When she asked if he wanted to walk down to the edge of the bayou for a minute to get away from the noise, he hesitated for all of two seconds before saying yes. The grass was damp with early evening dew, seeping through the knees of his jeans as they walked, crickets chirped loud in the oak trees, and fireflies blinked pale gold over the murky water. She sat on a fallen cypress log, patted the spot next to her, and he sat, their knees brushing when he shifted to get comfortable.

She talked for ten minutes straight about the Scotty, about how her dad had taken her camping in it every summer when she was a kid, about how her husband thought the whole idea was a waste of time, about how she’d stand in the window of her bookstore and watch him work in his shop across the street, how she liked how focused he got, how he never stopped to chat with the people who wandered by asking for free estimates. Her hand rested on his forearm when she laughed at his story about restoring a 1968 Airstream that had a family of raccoons living in the walls, her palm warm through the thin fabric of his shirt, and he could smell coconut shampoo mixed with crawfish spice and sweet tea on her skin.
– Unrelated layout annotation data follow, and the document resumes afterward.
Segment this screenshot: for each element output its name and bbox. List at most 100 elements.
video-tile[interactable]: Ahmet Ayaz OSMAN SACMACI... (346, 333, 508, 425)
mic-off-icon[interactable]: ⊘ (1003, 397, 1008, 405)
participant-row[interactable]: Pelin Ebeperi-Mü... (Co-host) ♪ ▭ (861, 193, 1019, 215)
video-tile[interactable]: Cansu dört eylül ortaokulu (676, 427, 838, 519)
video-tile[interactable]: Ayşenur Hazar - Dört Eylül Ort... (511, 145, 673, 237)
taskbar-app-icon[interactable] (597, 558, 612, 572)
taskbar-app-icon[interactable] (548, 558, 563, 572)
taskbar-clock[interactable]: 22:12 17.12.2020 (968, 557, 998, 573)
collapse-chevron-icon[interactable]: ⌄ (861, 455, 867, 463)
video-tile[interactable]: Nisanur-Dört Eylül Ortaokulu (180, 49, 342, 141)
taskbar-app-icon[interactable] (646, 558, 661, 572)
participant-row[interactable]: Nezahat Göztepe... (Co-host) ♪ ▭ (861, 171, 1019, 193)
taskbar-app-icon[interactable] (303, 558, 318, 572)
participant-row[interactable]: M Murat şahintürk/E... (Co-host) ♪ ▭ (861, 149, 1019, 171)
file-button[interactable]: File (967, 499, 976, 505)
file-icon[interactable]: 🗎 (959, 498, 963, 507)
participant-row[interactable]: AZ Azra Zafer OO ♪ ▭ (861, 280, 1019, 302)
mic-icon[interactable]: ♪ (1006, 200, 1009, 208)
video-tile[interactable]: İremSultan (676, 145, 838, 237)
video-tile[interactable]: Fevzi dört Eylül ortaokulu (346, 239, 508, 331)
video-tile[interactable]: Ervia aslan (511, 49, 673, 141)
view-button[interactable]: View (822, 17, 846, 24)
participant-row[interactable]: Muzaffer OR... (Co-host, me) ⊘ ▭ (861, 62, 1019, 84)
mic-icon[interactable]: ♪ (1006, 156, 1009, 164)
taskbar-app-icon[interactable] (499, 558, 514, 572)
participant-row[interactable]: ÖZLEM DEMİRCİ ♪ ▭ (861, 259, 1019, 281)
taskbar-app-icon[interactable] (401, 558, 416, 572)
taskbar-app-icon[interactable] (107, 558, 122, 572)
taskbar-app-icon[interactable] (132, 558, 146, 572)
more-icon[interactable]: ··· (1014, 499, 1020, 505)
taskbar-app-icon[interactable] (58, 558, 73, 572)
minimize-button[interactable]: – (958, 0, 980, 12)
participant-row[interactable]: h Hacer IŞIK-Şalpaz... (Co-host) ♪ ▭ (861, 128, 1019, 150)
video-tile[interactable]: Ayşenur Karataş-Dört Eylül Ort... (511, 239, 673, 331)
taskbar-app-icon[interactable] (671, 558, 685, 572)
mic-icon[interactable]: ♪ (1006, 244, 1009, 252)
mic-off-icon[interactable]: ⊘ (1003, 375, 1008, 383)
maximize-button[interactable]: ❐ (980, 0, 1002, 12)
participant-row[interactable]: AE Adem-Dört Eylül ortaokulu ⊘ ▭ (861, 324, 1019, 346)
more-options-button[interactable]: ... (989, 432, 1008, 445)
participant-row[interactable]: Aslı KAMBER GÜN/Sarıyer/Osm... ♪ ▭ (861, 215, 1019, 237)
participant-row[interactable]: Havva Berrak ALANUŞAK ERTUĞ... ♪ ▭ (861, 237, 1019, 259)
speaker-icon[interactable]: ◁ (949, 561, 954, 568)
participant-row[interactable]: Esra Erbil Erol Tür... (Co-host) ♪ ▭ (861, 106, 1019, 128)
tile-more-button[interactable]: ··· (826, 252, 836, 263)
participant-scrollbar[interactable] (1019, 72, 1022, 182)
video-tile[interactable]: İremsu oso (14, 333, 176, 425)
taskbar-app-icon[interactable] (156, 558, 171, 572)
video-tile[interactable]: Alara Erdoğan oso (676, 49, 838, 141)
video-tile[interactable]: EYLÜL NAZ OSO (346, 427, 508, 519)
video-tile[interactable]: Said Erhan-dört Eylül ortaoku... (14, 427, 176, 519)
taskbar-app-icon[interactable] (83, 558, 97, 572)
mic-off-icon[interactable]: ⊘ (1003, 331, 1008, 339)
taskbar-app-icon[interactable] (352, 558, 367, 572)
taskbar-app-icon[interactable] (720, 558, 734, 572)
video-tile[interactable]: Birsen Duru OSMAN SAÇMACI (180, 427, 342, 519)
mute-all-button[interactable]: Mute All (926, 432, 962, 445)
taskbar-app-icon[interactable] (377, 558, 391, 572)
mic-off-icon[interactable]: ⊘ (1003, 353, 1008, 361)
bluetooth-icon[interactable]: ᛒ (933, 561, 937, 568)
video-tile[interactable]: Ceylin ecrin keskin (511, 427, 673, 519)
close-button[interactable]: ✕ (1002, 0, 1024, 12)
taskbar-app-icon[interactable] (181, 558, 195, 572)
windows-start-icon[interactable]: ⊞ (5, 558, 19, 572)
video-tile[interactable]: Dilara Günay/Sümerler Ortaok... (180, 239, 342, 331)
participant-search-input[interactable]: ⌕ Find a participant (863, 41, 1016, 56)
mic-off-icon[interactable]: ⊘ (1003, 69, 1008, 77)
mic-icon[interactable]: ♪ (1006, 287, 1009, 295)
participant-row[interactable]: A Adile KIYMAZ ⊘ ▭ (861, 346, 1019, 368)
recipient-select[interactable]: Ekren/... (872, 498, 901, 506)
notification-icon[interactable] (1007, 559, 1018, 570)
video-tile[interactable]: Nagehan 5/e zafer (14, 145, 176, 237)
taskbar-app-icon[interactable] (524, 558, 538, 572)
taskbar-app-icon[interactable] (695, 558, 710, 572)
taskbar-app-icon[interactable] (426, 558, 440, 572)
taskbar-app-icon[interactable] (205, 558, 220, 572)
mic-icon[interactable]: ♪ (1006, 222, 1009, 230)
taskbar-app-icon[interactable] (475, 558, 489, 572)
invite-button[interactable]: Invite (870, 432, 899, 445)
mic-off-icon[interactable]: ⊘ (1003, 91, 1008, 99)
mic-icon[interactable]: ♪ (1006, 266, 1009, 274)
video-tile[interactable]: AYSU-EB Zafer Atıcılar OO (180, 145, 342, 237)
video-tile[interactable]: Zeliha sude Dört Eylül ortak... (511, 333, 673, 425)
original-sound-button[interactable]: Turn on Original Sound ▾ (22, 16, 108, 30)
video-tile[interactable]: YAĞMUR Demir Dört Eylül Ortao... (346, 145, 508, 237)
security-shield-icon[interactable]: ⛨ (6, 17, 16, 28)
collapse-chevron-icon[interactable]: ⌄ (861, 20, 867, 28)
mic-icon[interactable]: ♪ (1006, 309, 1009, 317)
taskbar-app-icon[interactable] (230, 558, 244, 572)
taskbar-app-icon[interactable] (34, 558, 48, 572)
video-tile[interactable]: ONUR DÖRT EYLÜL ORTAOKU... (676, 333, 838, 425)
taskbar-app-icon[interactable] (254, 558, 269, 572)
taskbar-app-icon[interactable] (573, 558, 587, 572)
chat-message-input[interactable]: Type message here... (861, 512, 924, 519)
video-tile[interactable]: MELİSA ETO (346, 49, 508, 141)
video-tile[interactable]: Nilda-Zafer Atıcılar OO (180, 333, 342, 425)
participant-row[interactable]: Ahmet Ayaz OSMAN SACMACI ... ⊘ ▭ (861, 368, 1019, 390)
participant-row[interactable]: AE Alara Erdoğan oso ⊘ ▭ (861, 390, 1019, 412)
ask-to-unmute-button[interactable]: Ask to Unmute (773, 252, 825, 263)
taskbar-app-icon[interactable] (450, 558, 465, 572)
He’d spent eight years telling himself he didn’t want anything to do with anyone, that he was better off alone with his trailers and his old records, that messing with a married woman was the lowest thing a guy could do. But when she tilted her chin up, her eyes falling to his mouth for half a second before she looked back up at him, every one of those rules fell away. He kissed her slow, soft at first, until her hand tangled in the short graying hair at the back of his head, and he could taste the peach sweet tea she’d been drinking on her tongue.
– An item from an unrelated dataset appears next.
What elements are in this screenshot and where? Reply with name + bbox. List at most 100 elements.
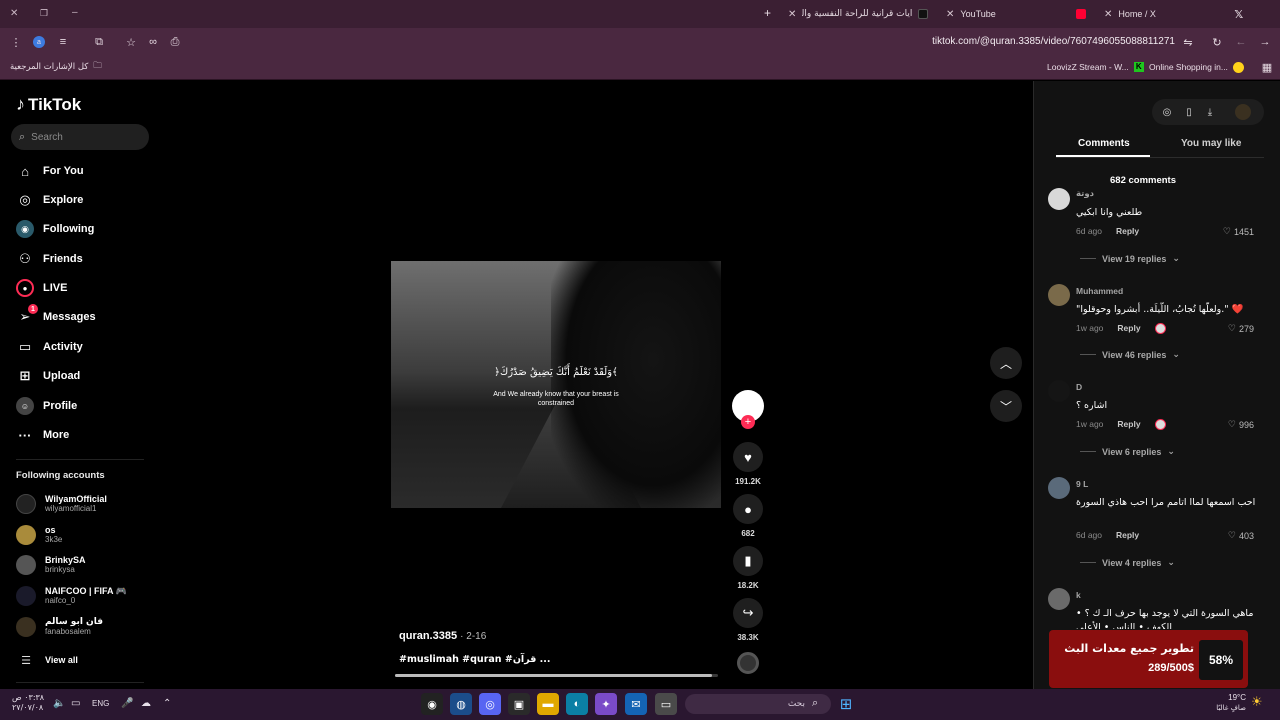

They heard someone yelling her name from the park a minute later, the deep rumble of her husband’s voice carrying over the trees. She pulled back, brushing her thumb across his lower lip to wipe off the smudge of her lip gloss, and smiled. She said she’d drop the Scotty keys off at his shop at 8 a.m. the next day, said she didn’t want him working on it alone. He nodded, watching her walk back toward the string lights strung across the park, the hem of her shirt fluttering in the warm breeze. He took a long sip of his warm beer, leaning back against the cypress log, and didn’t feel the sharp twist of guilt he’d expected. All he felt was the faint tingle of her lip gloss on his mouth, and the quiet hum of something he hadn’t felt in eight years, sharp and bright and alive, thrumming under his skin.